Liberty of speech and press freedom must be given a priority as this became the greatest undoing of Gaddafi and his 42-year reign. The people, mostly the youths, felt repressed, gagged and unable to express themselves in comparison to other liberal youths of the world. Any attempt to further this repression in this new regime would be a curare drank by the Alchemist himself and given the state of modern internet conversancy, social networking skills, coupled with oversaturated web tools for mass mobilisation at the disposal of these youths, I doubt if such a repressive regime will last its foundational years.
In all, a truth and reconciliation panel must be set up. This panel must be transparent enough to probe with precision, the different indictments of human rights abuse brought against the rebels by other nationals residing in Libya during the siege and the final day episode of massacre of more than 50 prisoners of war, who were of pro-Gaddafi faction at the hotel besieged and secured by NTC soldiers.
This stigma may put the new government in the eyes of the human rights watch and therefore, belittling its commitment to the ideals of human rights and dignity which, in the first place, they claimed to be fighting to entrench.
Gradually, as the pubescent arms of revolutionary clock ticks by in Libya, Mustafa Abdel Jalil and his new government of National Transition Council must adjust to the weight of expectations of the Libyan people placed on their shoulders, not by accident but by circumstantial delectation which they jointly negotiated for. He must stare through the eyes of an eagle and reject unholy overtures from the west and its allies, whose only preoccupation in getting involved in the revolution that ousted their long engaging enemy is the earth-dripping juice which Libya is blessed with.

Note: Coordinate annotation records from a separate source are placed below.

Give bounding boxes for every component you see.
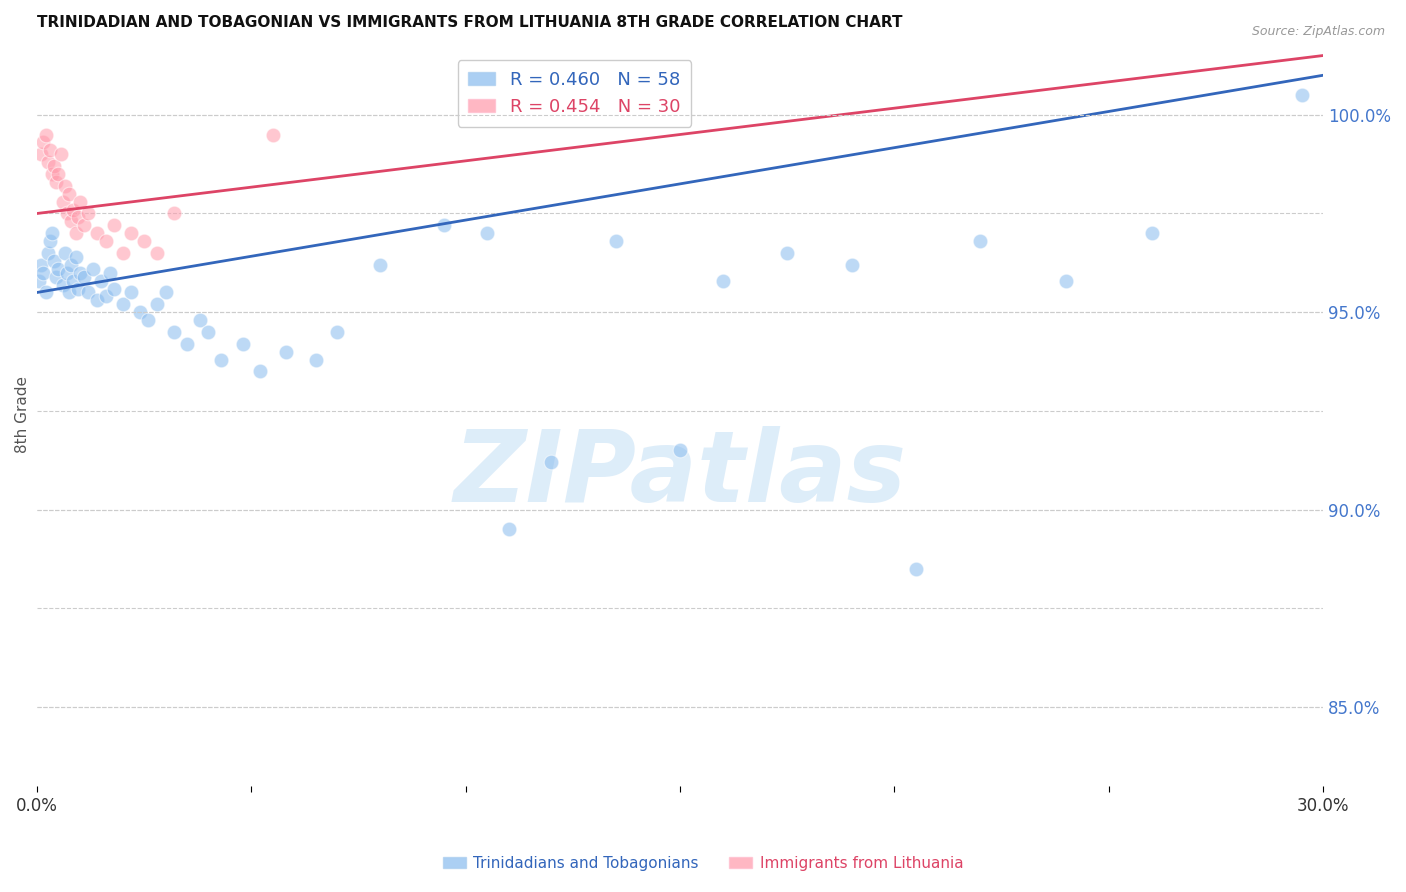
Point bbox=[77, 285, 100, 300]
Point bbox=[48, 261, 70, 276]
Point bbox=[28, 274, 51, 288]
Point bbox=[155, 285, 177, 300]
Point bbox=[188, 313, 211, 327]
Point bbox=[197, 325, 219, 339]
Point bbox=[53, 246, 76, 260]
Point bbox=[56, 266, 79, 280]
Point bbox=[1140, 226, 1163, 240]
Point bbox=[111, 297, 134, 311]
Point bbox=[73, 219, 96, 233]
Y-axis label: 8th Grade: 8th Grade bbox=[15, 376, 30, 453]
Point bbox=[274, 344, 297, 359]
Legend: R = 0.460   N = 58, R = 0.454   N = 30: R = 0.460 N = 58, R = 0.454 N = 30 bbox=[457, 60, 692, 127]
Point bbox=[41, 226, 63, 240]
Point bbox=[98, 266, 121, 280]
Point bbox=[605, 234, 627, 248]
Legend: Trinidadians and Tobagonians, Immigrants from Lithuania: Trinidadians and Tobagonians, Immigrants… bbox=[436, 850, 970, 877]
Point bbox=[90, 274, 112, 288]
Point bbox=[776, 246, 799, 260]
Point bbox=[103, 219, 125, 233]
Point bbox=[62, 274, 84, 288]
Point bbox=[209, 352, 232, 367]
Point bbox=[77, 206, 100, 220]
Point bbox=[86, 226, 108, 240]
Point bbox=[111, 246, 134, 260]
Point bbox=[249, 364, 271, 378]
Point bbox=[60, 258, 83, 272]
Point bbox=[540, 455, 562, 469]
Point bbox=[969, 234, 991, 248]
Point bbox=[58, 186, 80, 201]
Point bbox=[30, 147, 52, 161]
Point bbox=[38, 143, 60, 157]
Point bbox=[41, 167, 63, 181]
Point bbox=[326, 325, 349, 339]
Point bbox=[176, 336, 198, 351]
Point bbox=[32, 136, 55, 150]
Point bbox=[45, 269, 67, 284]
Point bbox=[120, 226, 142, 240]
Point bbox=[73, 269, 96, 284]
Point bbox=[433, 219, 456, 233]
Point bbox=[48, 167, 70, 181]
Point bbox=[1291, 88, 1313, 103]
Point bbox=[262, 128, 284, 142]
Point bbox=[49, 147, 72, 161]
Point bbox=[45, 175, 67, 189]
Point bbox=[53, 178, 76, 193]
Point bbox=[232, 336, 254, 351]
Point bbox=[62, 202, 84, 217]
Point bbox=[37, 246, 59, 260]
Point bbox=[32, 266, 55, 280]
Point bbox=[86, 293, 108, 308]
Point bbox=[94, 289, 117, 303]
Point bbox=[711, 274, 734, 288]
Point bbox=[37, 155, 59, 169]
Point bbox=[52, 194, 75, 209]
Point bbox=[1054, 274, 1077, 288]
Point bbox=[134, 234, 156, 248]
Point bbox=[94, 234, 117, 248]
Point bbox=[146, 297, 169, 311]
Point bbox=[163, 206, 186, 220]
Point bbox=[669, 443, 692, 458]
Text: ZIPatlas: ZIPatlas bbox=[454, 425, 907, 523]
Point bbox=[163, 325, 186, 339]
Point bbox=[138, 313, 160, 327]
Point bbox=[66, 281, 89, 295]
Point bbox=[56, 206, 79, 220]
Point bbox=[38, 234, 60, 248]
Point bbox=[66, 211, 89, 225]
Point bbox=[65, 226, 87, 240]
Point bbox=[34, 285, 56, 300]
Text: Source: ZipAtlas.com: Source: ZipAtlas.com bbox=[1251, 25, 1385, 38]
Point bbox=[120, 285, 142, 300]
Point bbox=[904, 562, 927, 576]
Point bbox=[368, 258, 391, 272]
Point bbox=[498, 523, 520, 537]
Point bbox=[841, 258, 863, 272]
Point bbox=[52, 277, 75, 292]
Point bbox=[69, 266, 91, 280]
Point bbox=[146, 246, 169, 260]
Text: TRINIDADIAN AND TOBAGONIAN VS IMMIGRANTS FROM LITHUANIA 8TH GRADE CORRELATION CH: TRINIDADIAN AND TOBAGONIAN VS IMMIGRANTS… bbox=[37, 15, 903, 30]
Point bbox=[475, 226, 498, 240]
Point bbox=[30, 258, 52, 272]
Point bbox=[60, 214, 83, 228]
Point bbox=[82, 261, 104, 276]
Point bbox=[34, 128, 56, 142]
Point bbox=[103, 281, 125, 295]
Point bbox=[128, 305, 150, 319]
Point bbox=[42, 159, 65, 173]
Point bbox=[58, 285, 80, 300]
Point bbox=[69, 194, 91, 209]
Point bbox=[304, 352, 326, 367]
Point bbox=[42, 253, 65, 268]
Point bbox=[65, 250, 87, 264]
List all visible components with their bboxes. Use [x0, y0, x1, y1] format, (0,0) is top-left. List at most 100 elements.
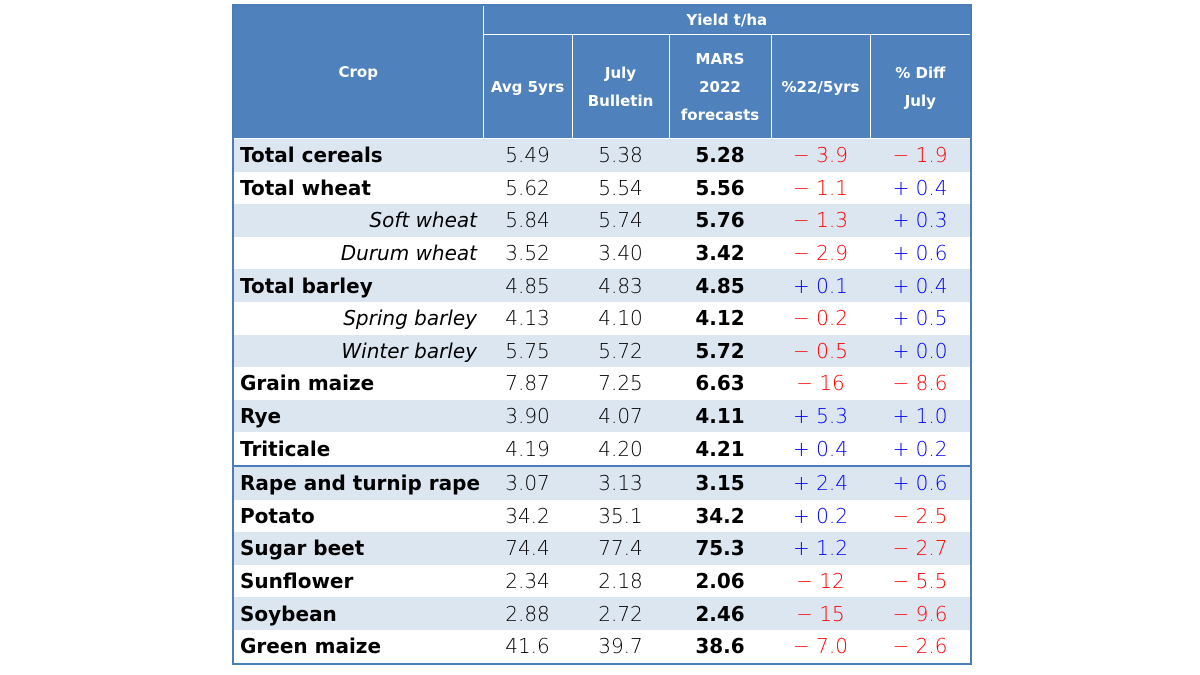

His failure will translate into the failure of the new democracy his committee was mandated to establish. Every revolution destroys itself when the principle on which it is founded is allowed to be hijacked by the interests of few people within the mass of revolutionaries that brought the revolution about.
The interest of these few lots in the NTC will, without the gift of prescience on my own part, tick the time and detonate explosives on which NTC was initially condemned to be consumed.